Let's say I only want to work on the latest revision. I ask the server for keyword tip, and all changesets after it (in case any are committed while I request), and it goes and pseudo-checks-out revision I, then sends that to me and nothing else. Now my repository looks like this:

revision I

Pretty simple. Now I work on it and create a changeset:

revision I
changeset I->J

Now I push back to the server. I send it I->J and now it looks like this:

revision A
changeset A->B
changeset B->C
changeset C->D
changeset D->E
changeset E->F
changeset F->G
changeset G->H
changeset H->I
revision I
changeset I->J

Let's rewind to before I pulled anything or made any changes. If instead of only requesting the current revision, I request all of them to the beginning, the server sends everything to me. That gives me this repository:

revision A
changeset A->B
changeset B->C
changeset C->D
changeset D->E
changeset E->F
changeset F->G
changeset G->H
changeset H->I

I then check out revision I, by applying all those changesets, then work on I. Now my repository looks like this:

revision A
changeset A->B
changeset B->C
changeset C->D
changeset D->E
changeset E->F
changeset F->G
changeset G->H
changeset H->I
revision I
changeset I->J

Now I push to the server, by sending it I->J. Now the server's repository looks like this:

revision A
changeset A->B
changeset B->C
changeset C->D
changeset D->E
changeset E->F
changeset F->G
changeset G->H
changeset H->I
changeset I->J

In both scenarios, my changeset I->J is exactly identical.
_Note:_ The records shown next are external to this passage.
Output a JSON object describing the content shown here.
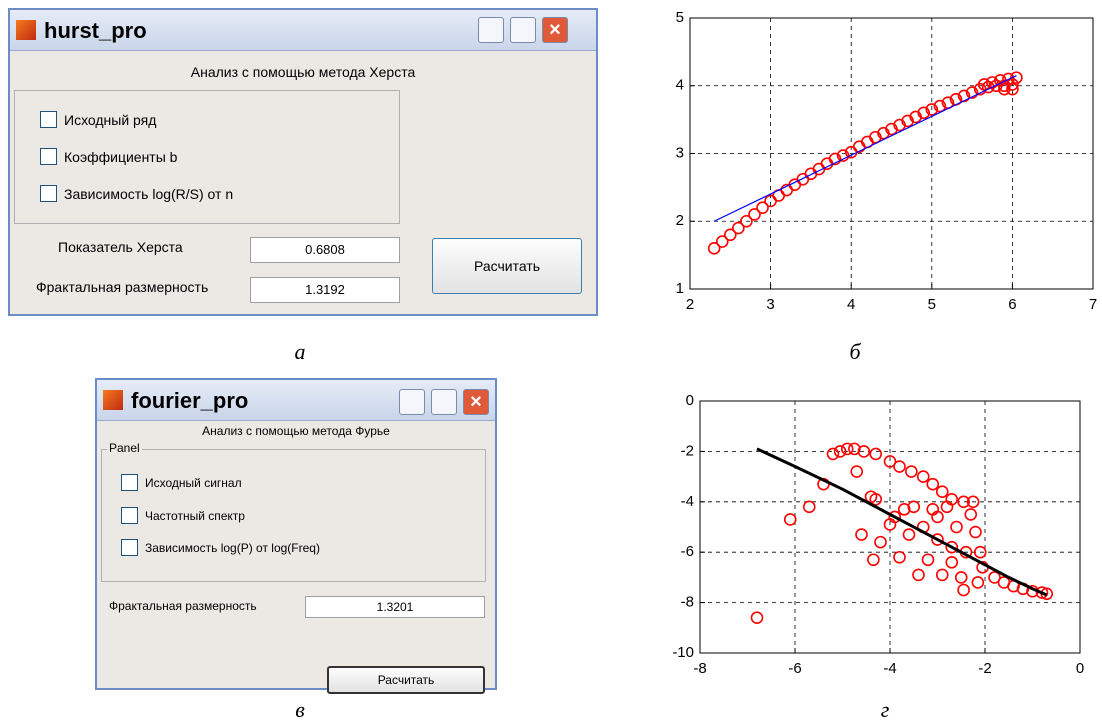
{
  "hurst": {
    "title": "hurst_pro",
    "heading": "Анализ с помощью метода Херста",
    "checkboxes": [
      "Исходный ряд",
      "Коэффициенты b",
      "Зависимость log(R/S) от n"
    ],
    "fields": [
      {
        "label": "Показатель Херста",
        "value": "0.6808"
      },
      {
        "label": "Фрактальная размерность",
        "value": "1.3192"
      }
    ],
    "button": "Расчитать"
  },
  "fourier": {
    "title": "fourier_pro",
    "heading": "Анализ с помощью метода Фурье",
    "panel": "Panel",
    "checkboxes": [
      "Исходный сигнал",
      "Частотный спектр",
      "Зависимость log(P) от log(Freq)"
    ],
    "fields": [
      {
        "label": "Фрактальная размерность",
        "value": "1.3201"
      }
    ],
    "button": "Расчитать"
  },
  "captions": [
    "а",
    "б",
    "в",
    "г"
  ],
  "chart_data": [
    {
      "type": "scatter",
      "xlim": [
        2,
        7
      ],
      "ylim": [
        1,
        5
      ],
      "xticks": [
        2,
        3,
        4,
        5,
        6,
        7
      ],
      "yticks": [
        1,
        2,
        3,
        4,
        5
      ],
      "grid": true,
      "series": [
        {
          "mode": "markers",
          "color": "#ff0000",
          "x": [
            2.3,
            2.4,
            2.5,
            2.6,
            2.7,
            2.8,
            2.9,
            3.0,
            3.1,
            3.2,
            3.3,
            3.4,
            3.5,
            3.6,
            3.7,
            3.8,
            3.9,
            4.0,
            4.1,
            4.2,
            4.3,
            4.4,
            4.5,
            4.6,
            4.7,
            4.8,
            4.9,
            5.0,
            5.1,
            5.2,
            5.3,
            5.4,
            5.5,
            5.6,
            5.65,
            5.7,
            5.75,
            5.8,
            5.85,
            5.9,
            5.95,
            6.0,
            6.05,
            5.9,
            6.0
          ],
          "values": [
            1.6,
            1.7,
            1.8,
            1.9,
            2.0,
            2.1,
            2.2,
            2.3,
            2.38,
            2.46,
            2.54,
            2.62,
            2.7,
            2.77,
            2.85,
            2.92,
            2.97,
            3.02,
            3.1,
            3.17,
            3.24,
            3.3,
            3.36,
            3.42,
            3.48,
            3.54,
            3.6,
            3.65,
            3.7,
            3.75,
            3.8,
            3.85,
            3.9,
            3.95,
            4.02,
            3.98,
            4.05,
            4.0,
            4.08,
            3.95,
            4.1,
            4.02,
            4.12,
            4.0,
            3.95
          ]
        },
        {
          "mode": "line",
          "color": "#0000ff",
          "x": [
            2.3,
            6.05
          ],
          "values": [
            2.0,
            4.15
          ]
        }
      ]
    },
    {
      "type": "scatter",
      "xlim": [
        -8,
        0
      ],
      "ylim": [
        -10,
        0
      ],
      "xticks": [
        -8,
        -6,
        -4,
        -2,
        0
      ],
      "yticks": [
        -10,
        -8,
        -6,
        -4,
        -2,
        0
      ],
      "grid": true,
      "series": [
        {
          "mode": "markers",
          "color": "#ff0000",
          "x": [
            -6.8,
            -6.1,
            -5.7,
            -5.4,
            -5.2,
            -5.05,
            -4.9,
            -4.75,
            -4.55,
            -4.3,
            -4.0,
            -3.8,
            -3.55,
            -3.3,
            -3.1,
            -2.9,
            -2.7,
            -2.45,
            -2.25,
            -4.7,
            -4.4,
            -4.3,
            -4.35,
            -4.2,
            -4.0,
            -3.9,
            -3.7,
            -3.5,
            -3.3,
            -3.2,
            -3.1,
            -3.0,
            -2.9,
            -2.8,
            -2.7,
            -2.6,
            -2.5,
            -2.45,
            -2.4,
            -2.3,
            -2.2,
            -2.15,
            -2.1,
            -3.4,
            -3.8,
            -4.6,
            -2.05,
            -1.8,
            -1.6,
            -1.4,
            -1.2,
            -1.0,
            -0.8,
            -0.7,
            -3.6,
            -3.0,
            -2.7
          ],
          "values": [
            -8.6,
            -4.7,
            -4.2,
            -3.3,
            -2.1,
            -2.0,
            -1.9,
            -1.9,
            -2.0,
            -2.1,
            -2.4,
            -2.6,
            -2.8,
            -3.0,
            -3.3,
            -3.6,
            -3.9,
            -4.0,
            -4.0,
            -2.8,
            -3.8,
            -3.9,
            -6.3,
            -5.6,
            -4.9,
            -4.6,
            -4.3,
            -4.2,
            -5.0,
            -6.3,
            -4.3,
            -5.5,
            -6.9,
            -4.2,
            -6.4,
            -5.0,
            -7.0,
            -7.5,
            -6.0,
            -4.5,
            -5.2,
            -7.2,
            -6.0,
            -6.9,
            -6.2,
            -5.3,
            -6.6,
            -7.0,
            -7.2,
            -7.35,
            -7.45,
            -7.55,
            -7.6,
            -7.65,
            -5.3,
            -4.6,
            -5.8
          ]
        },
        {
          "mode": "line",
          "color": "#000000",
          "x": [
            -6.8,
            -6.0,
            -5.0,
            -4.0,
            -3.0,
            -2.0,
            -1.5,
            -1.0,
            -0.7
          ],
          "values": [
            -1.9,
            -2.6,
            -3.5,
            -4.5,
            -5.5,
            -6.5,
            -7.0,
            -7.45,
            -7.7
          ]
        }
      ]
    }
  ]
}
It's the same changes, to the same revision after all! So there is no need for me to request all changesets back to the "initial" revision, since I can produce the exact same changeset with only an intermediary calculated revision I. There is no reason whatsoever that the server would reject my I->J changeset, when I requested I instead of "everything," since from its perspective, it ends up in the same state no matter what my repository looks like. (With possibly more calculated revisions hanging around, but those can be deleted when optimizing for space as opposed to speed.) If I only want to work on the latest revision, the remote server does not need to send me A, A->B, B->C, C->D, D->E, E->F, F->G, G->H and H->I. That could be a lot of changes, and take up bandwidth and disk space. Instead the remote end could calculate B by applying A->B to A. Then apply B->C to that and so forth, ending up with a revision representing the current most recent version: revision I. And then the remote server only has to send I, and no changesets.